Category: Archive

A look in the mirror

February 16, 2011

By Staff Reporter

Entitled “Mirror, Mirror” and subtitled “Confessions of a Plastic-Surgery Addict,” it is the autobiographical account of an obsession with remolding her face. The book, published by Dublin’s Sitric Books, is available in the U.S. through Dufour Editions ([610] 458-5005).
However, even a seasoned media performer like Prone has difficulty in coming clean about her surgery. Her advice to others is to tell no one, an approach that Prone adheres to rigorously, to such an extent that even her husband is unsuspecting when she jets off to Florida for a facelift.
The book is an honest and humorous account of a harrowing experience and the journey back to normalcy.
Prone was in her 30s when she was badly injured in a car crash. The accident left her with devastating injuries, including caved-in cheekbones, broken jaws and smashed teeth. Her appearance was irreversibly altered. The book starts with a description of her ever-present and patient husband, Tom Savage, feeding her through bandages with a straw. It is he who cares for her after every procedure, dutifully cleaning the crust that forms on her face after a laser peel, emptying blood drains after a face lift and so on.
She describes the shock she got when she caught the first glimpse of her damaged face in the reflection of a Christmas bauble.
Having always thought that surgery was for “the vain, self-regarding and rich,” her opinions change as she struggles to become accustomed to her changed appearance.
Prone decides to have her teeth fixed. Never having been possessed with great gnashers, she has worn dentures for years. The accident completes the damage and she is left with four original teeth and uncomfortable dentures.
Prone picks up odds and ends of information from magazines and the radio. Hearing somewhere that a lack of teeth will cause the jaw-bone to soften and will eventually result in her nose and chin meeting, witch-like, in the middle, she invests in tooth implants.
The mundane details of the procedure are interspersed with vignettes about George Washington’s dentures, Egyptian implants and scientific experiments with mice and titanium.
With time, Prone, now nearly 40, begins to recover and starts to examine her appearance with an exacting eye.
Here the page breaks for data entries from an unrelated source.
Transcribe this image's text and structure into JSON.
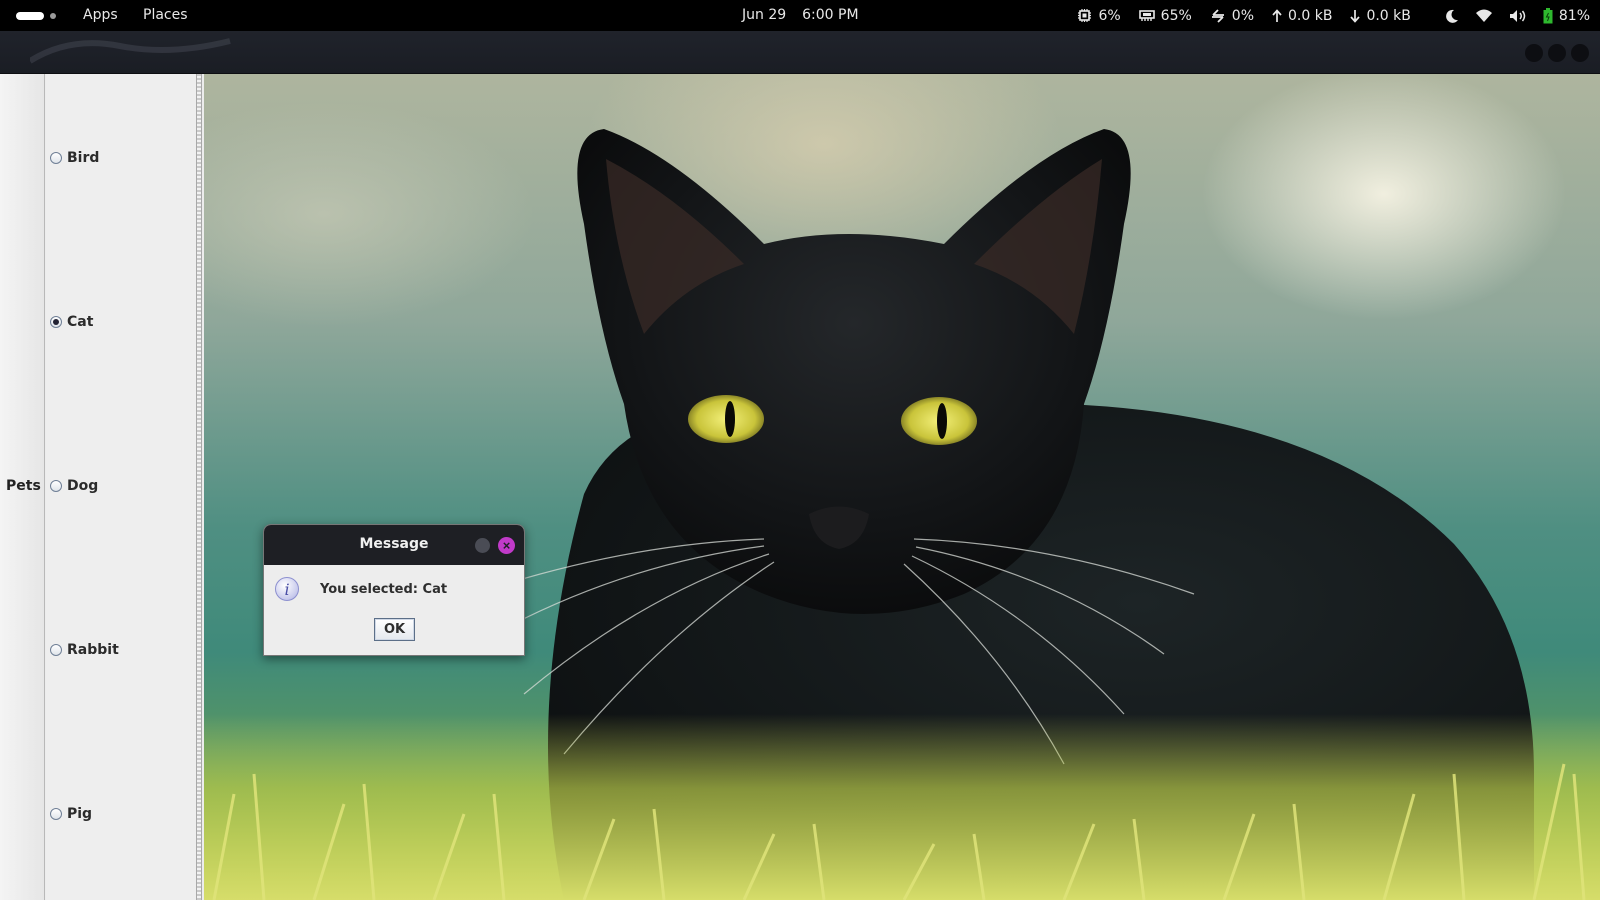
{
  "topbar": {
    "apps_label": "Apps",
    "places_label": "Places",
    "date": "Jun 29",
    "time": "6:00 PM",
    "cpu": "6%",
    "memory": "65%",
    "swap": "0%",
    "upload": "0.0 kB",
    "download": "0.0 kB",
    "battery": "81%",
    "icons": [
      "cpu-icon",
      "memory-icon",
      "swap-icon",
      "upload-icon",
      "download-icon",
      "night-light-icon",
      "wifi-icon",
      "volume-icon",
      "battery-icon"
    ]
  },
  "sidebar": {
    "group_label": "Pets",
    "options": [
      {
        "label": "Bird",
        "checked": false
      },
      {
        "label": "Cat",
        "checked": true
      },
      {
        "label": "Dog",
        "checked": false
      },
      {
        "label": "Rabbit",
        "checked": false
      },
      {
        "label": "Pig",
        "checked": false
      }
    ]
  },
  "dialog": {
    "title": "Message",
    "message": "You selected: Cat",
    "ok_label": "OK",
    "close_glyph": "×",
    "info_glyph": "i"
  },
  "colors": {
    "accent_close": "#c13ac9",
    "battery": "#2eb82e"
  }
}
Her face has become “baggier” and has a “puckered quality.” She decides to find out more about facial surgery and facelifts.
The descriptions of her investigations provide the most humorous sections of the book, as Prone goes from seminars full of like-minded surgery savants straight to the operating room in various clinics in Florida, all while under the guise of a business trip or holiday.
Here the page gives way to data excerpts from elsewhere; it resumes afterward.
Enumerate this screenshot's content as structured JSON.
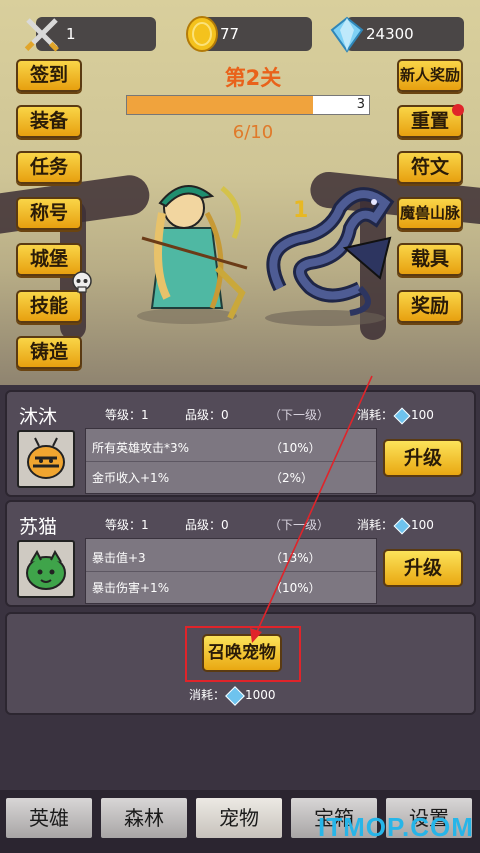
{
  "top": {
    "sword_value": "1",
    "coin_value": "77",
    "gem_value": "24300"
  },
  "left_menu": [
    "签到",
    "装备",
    "任务",
    "称号",
    "城堡",
    "技能",
    "铸造"
  ],
  "right_menu": [
    "新人奖励",
    "重置",
    "符文",
    "魔兽山脉",
    "载具",
    "奖励"
  ],
  "stage": {
    "title": "第2关",
    "progress_value": "3",
    "progress_ratio": 0.77,
    "wave": "6/10",
    "damage_number": "1"
  },
  "pets": [
    {
      "name": "沐沐",
      "level_label": "等级：1",
      "grade_label": "品级：0",
      "next_label": "（下一级）",
      "cost_label": "消耗：",
      "cost_value": "100",
      "stats": [
        {
          "text": "所有英雄攻击*3%",
          "pct": "（10%）"
        },
        {
          "text": "金币收入+1%",
          "pct": "（2%）"
        }
      ],
      "upgrade_label": "升级"
    },
    {
      "name": "苏猫",
      "level_label": "等级：1",
      "grade_label": "品级：0",
      "next_label": "（下一级）",
      "cost_label": "消耗：",
      "cost_value": "100",
      "stats": [
        {
          "text": "暴击值+3",
          "pct": "（13%）"
        },
        {
          "text": "暴击伤害+1%",
          "pct": "（10%）"
        }
      ],
      "upgrade_label": "升级"
    }
  ],
  "summon": {
    "button_label": "召唤宠物",
    "cost_label": "消耗：",
    "cost_value": "1000"
  },
  "tabs": [
    "英雄",
    "森林",
    "宠物",
    "宝箱",
    "设置"
  ],
  "watermark": "ITMOP.COM",
  "colors": {
    "accent_gold": "#f2c230",
    "annotation_red": "#e0242a",
    "progress_fill": "#f0a33d",
    "panel": "#534b58"
  }
}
Having researched the cost and the practical results, she goes ahead with a lower facelift, believing that all the good dental work will go to waste if her face can’t compete favorably.
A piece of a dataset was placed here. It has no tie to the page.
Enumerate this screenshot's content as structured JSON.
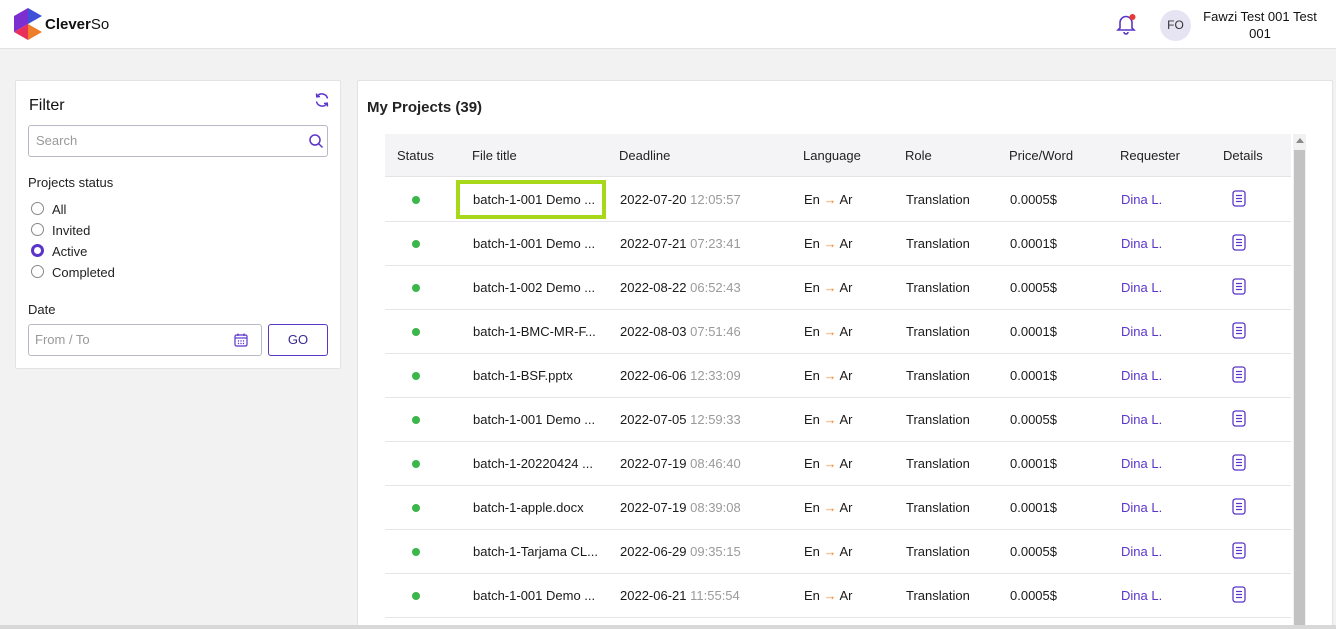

Prone comes across as an attractive mix of sparky intelligence and vulnerability, a woman who wants to be proud of her appearance but someone who recognizes the inherent narcissism of changing her face.
She presents numerous reasons for wanting to reconstruct her face, the primary reason being a desire to look the way she did before the accident. She also thinks that if someone has a lot to offer, her potential will be spotted quicker if she looks well.
She also makes the point that a facelift rarely leaves one looking younger. If done well, it should convey the impression of post-holiday glow, a better looking version of the pre-surgery face.